Осень была богата событиями. Я выиграл турнир в Антверпене и завершающий финальный турнир АТП, где в последних двух матчах победил Андре Агасси и Бориса Беккера соответственно. На последнем соревновании года, Кубке «Большого шлема», я уступил в финале Магнусу Ларссону, которому достался самый крупный гонорар за всю его карьеру — 2 миллиона долларов.
Но запомнился мне турнир совсем другим — еще одним обмороком Тима Галликсона, вторым всего за пару недель. Произошло это утром, когда я обсуждал с местными представителями Nike некоторые рекламные сюжеты.
Тим отправился в отель, там потерял сознание и попал в больницу. На этот раз его жена Розмари вылетела к нам в Германию. Врачи вновь сочли причиной обморока проблемы с сердцем. Они полагали, что имеют дело с каким-то врожденным пороком, но не говорили ничего определенного. Вопреки всему, мы с Тимом продолжали делать свое дело с возраставшим усердием.
Обмороки Тима не повлияли на наше настроение в конце года.

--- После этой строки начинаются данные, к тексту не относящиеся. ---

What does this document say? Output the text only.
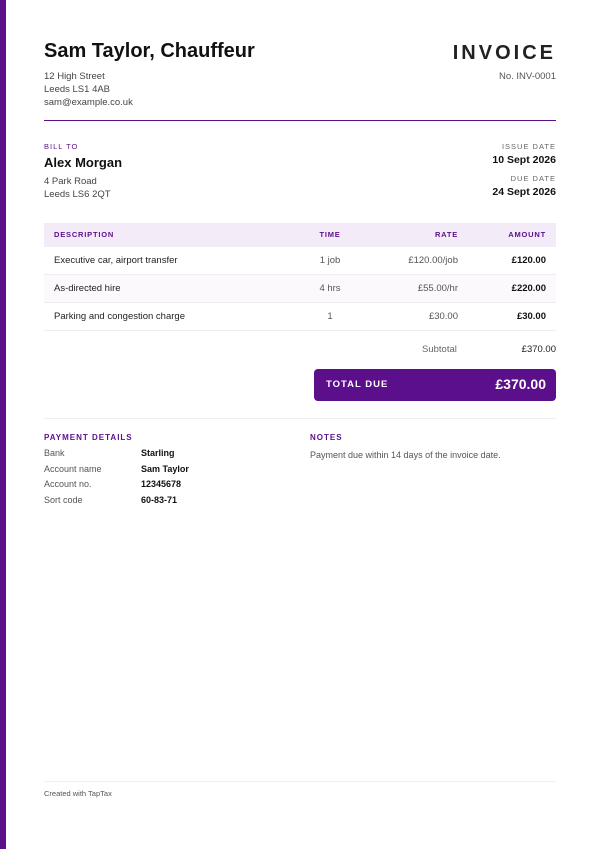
Sam Taylor, Chauffeur
12 High Street
Leeds LS1 4AB
sam@example.co.uk
INVOICE
No. INV-0001
BILL TO
Alex Morgan
4 Park Road
Leeds LS6 2QT
ISSUE DATE
10 Sept 2026
DUE DATE
24 Sept 2026
DESCRIPTION	TIME	RATE	AMOUNT
Executive car, airport transfer	1 job	£120.00/job	£120.00
As-directed hire	4 hrs	£55.00/hr	£220.00
Parking and congestion charge	1	£30.00	£30.00
Subtotal	£370.00
TOTAL DUE	£370.00
PAYMENT DETAILS
Bank	Starling
Account name	Sam Taylor
Account no.	12345678
Sort code	60-83-71
NOTES
Payment due within 14 days of the invoice date.
Created with TapTax
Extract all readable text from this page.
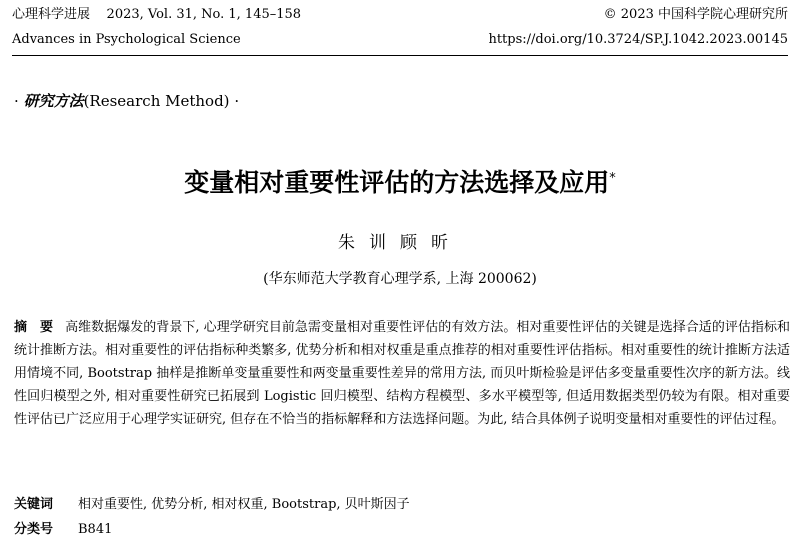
心理科学进展 2023, Vol. 31, No. 1, 145–158	© 2023 中国科学院心理研究所
Advances in Psychological Science	https://doi.org/10.3724/SP.J.1042.2023.00145
· 研究方法(Research Method) ·
变量相对重要性评估的方法选择及应用*
朱训顾昕
(华东师范大学教育心理学系, 上海 200062)
摘　要 高维数据爆发的背景下, 心理学研究目前急需变量相对重要性评估的有效方法。相对重要性评估的关键是选择合适的评估指标和统计推断方法。相对重要性的评估指标种类繁多, 优势分析和相对权重是重点推荐的相对重要性评估指标。相对重要性的统计推断方法适用情境不同, Bootstrap 抽样是推断单变量重要性和两变量重要性差异的常用方法, 而贝叶斯检验是评估多变量重要性次序的新方法。线性回归模型之外, 相对重要性研究已拓展到 Logistic 回归模型、结构方程模型、多水平模型等, 但适用数据类型仍较为有限。相对重要性评估已广泛应用于心理学实证研究, 但存在不恰当的指标解释和方法选择问题。为此, 结合具体例子说明变量相对重要性的评估过程。
关键词 相对重要性, 优势分析, 相对权重, Bootstrap, 贝叶斯因子
分类号 B841
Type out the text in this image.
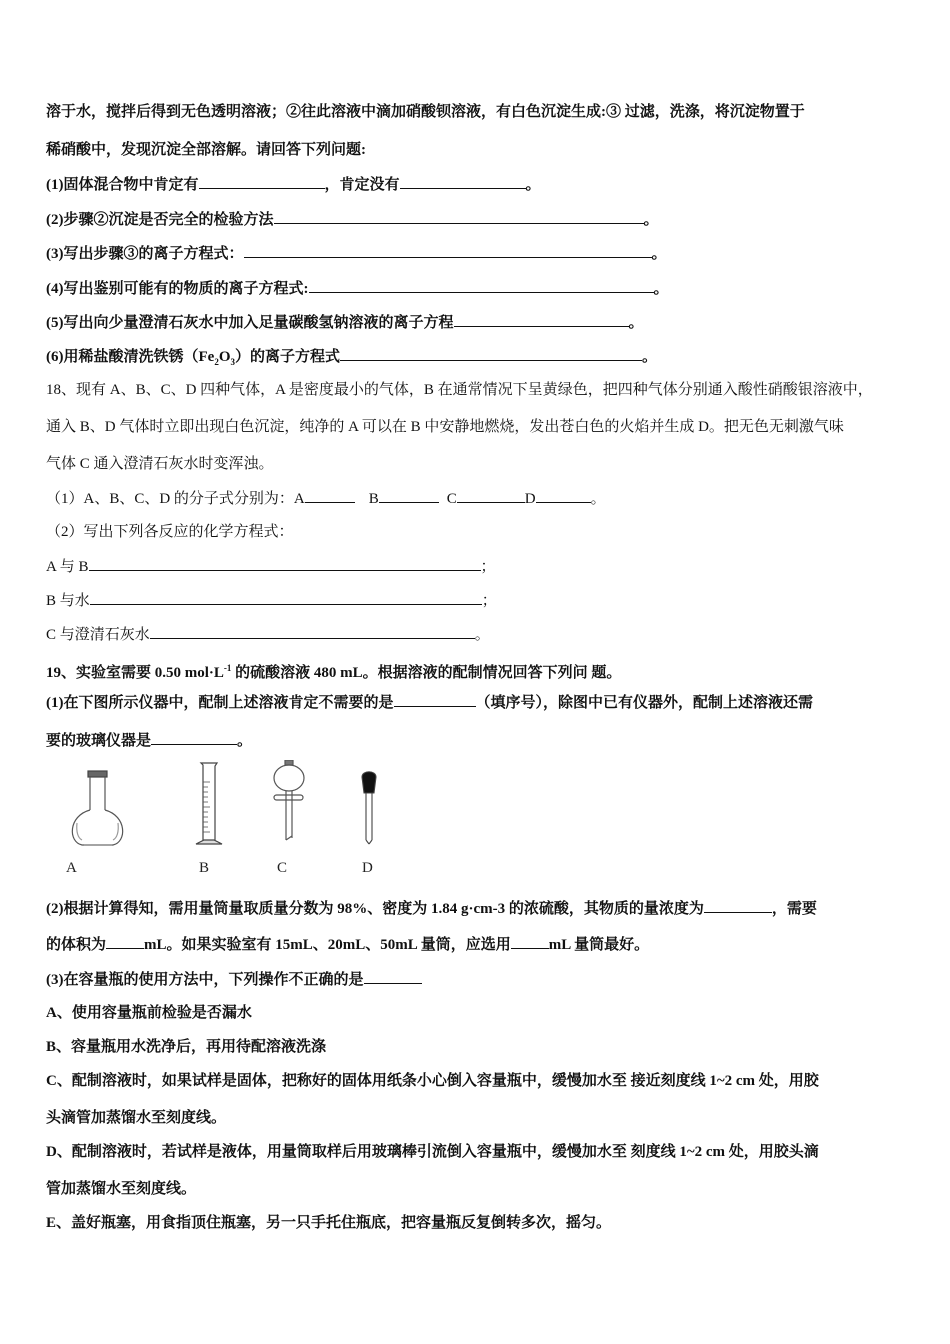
溶于水，搅拌后得到无色透明溶液；②往此溶液中滴加硝酸钡溶液，有白色沉淀生成:③ 过滤，洗涤，将沉淀物置于
稀硝酸中，发现沉淀全部溶解。请回答下列问题:
(1)固体混合物中肯定有	，肯定没有	。
(2)步骤②沉淀是否完全的检验方法	。
(3)写出步骤③的离子方程式：	。
(4)写出鉴别可能有的物质的离子方程式:	。
(5)写出向少量澄清石灰水中加入足量碳酸氢钠溶液的离子方程	。
(6)用稀盐酸清洗铁锈$(Fe_2O_3)$的离子方程式	。
18、现有 A、B、C、D 四种气体，A 是密度最小的气体，B 在通常情况下呈黄绿色，把四种气体分别通入酸性硝酸银溶液中，
通入 B、D 气体时立即出现白色沉淀，纯净的 A 可以在 B 中安静地燃烧，发出苍白色的火焰并生成 D。把无色无刺激气味
气体 C 通入澄清石灰水时变浑浊。
（1）A、B、C、D 的分子式分别为：A	B	C	D	。
（2）写出下列各反应的化学方程式：
A 与 B	；
B 与水	；
C 与澄清石灰水	。
19、实验室需要 0.50 $mol\cdot L^{-1}$ 的硫酸溶液 480 mL。根据溶液的配制情况回答下列问 题。
(1)在下图所示仪器中，配制上述溶液肯定不需要的是	（填序号），除图中已有仪器外，配制上述溶液还需
要的玻璃仪器是	。
A	B	C	D
(2)根据计算得知，需用量筒量取质量分数为 98%、密度为 1.84 g·cm-3 的浓硫酸，其物质的量浓度为	，需要
的体积为	mL。如果实验室有 15mL、20mL、50mL 量筒，应选用	mL 量筒最好。
(3)在容量瓶的使用方法中，下列操作不正确的是
A、使用容量瓶前检验是否漏水
B、容量瓶用水洗净后，再用待配溶液洗涤
C、配制溶液时，如果试样是固体，把称好的固体用纸条小心倒入容量瓶中，缓慢加水至 接近刻度线 1~2 cm 处，用胶
头滴管加蒸馏水至刻度线。
D、配制溶液时，若试样是液体，用量筒取样后用玻璃棒引流倒入容量瓶中，缓慢加水至 刻度线 1~2 cm 处，用胶头滴
管加蒸馏水至刻度线。
E、盖好瓶塞，用食指顶住瓶塞，另一只手托住瓶底，把容量瓶反复倒转多次，摇匀。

Я выиграл два турнира «Большого шлема», а вдобавок — финальный турнир АТП. Болезнь ноги, возможно, стоила мне победы на Открытом чемпионате США, но я сохранял за собой первое место в мировой классификации второй год подряд (хоть и пропустил летние турниры).
Я чувствовал, что достаточный запас прочности дает мне право на короткую передышку и я вполне могу отправиться на Открытый чемпионат Австралии 1995 г., не выступая предварительно ни в одном официальном турнире для набора спортивной формы.
Тим, подобно мне, был полон приятных ожиданий. Он любил австралийский турнир, умиротворенную атмосферу Мельбурна. Многие из его старых приятелей (теперь они работали тренерами или занимались околотеннисным бизнесом) тоже туда собирались. Обещал приехать и его брат-близнец Том.
Первые два матча я убедительно выиграл, уступив лишь восемь геймов, и в третьем круге должен был встретиться с Ларсом Йонссоном. Тим пожелал мне успеха, вернулся в раздевалку и внезапно упал.
Тогда он уже проходил курс лечения в связи с предполагаемым врожденным заболеванием сердца. Врачи говорили, что причиной двух прошлых падений послужили микроинсульты, а обмороки объясняются дисфункцией сердечного клапана. Том Галликсон спешно повез брата в госпиталь, а я вышел на корт и одержал победу. Потом я поехал в больницу разузнать о Тиме, и мне сообщили, что он «идет на поправку». Журналисты поджидали меня у больницы, и я повторил им эту информацию.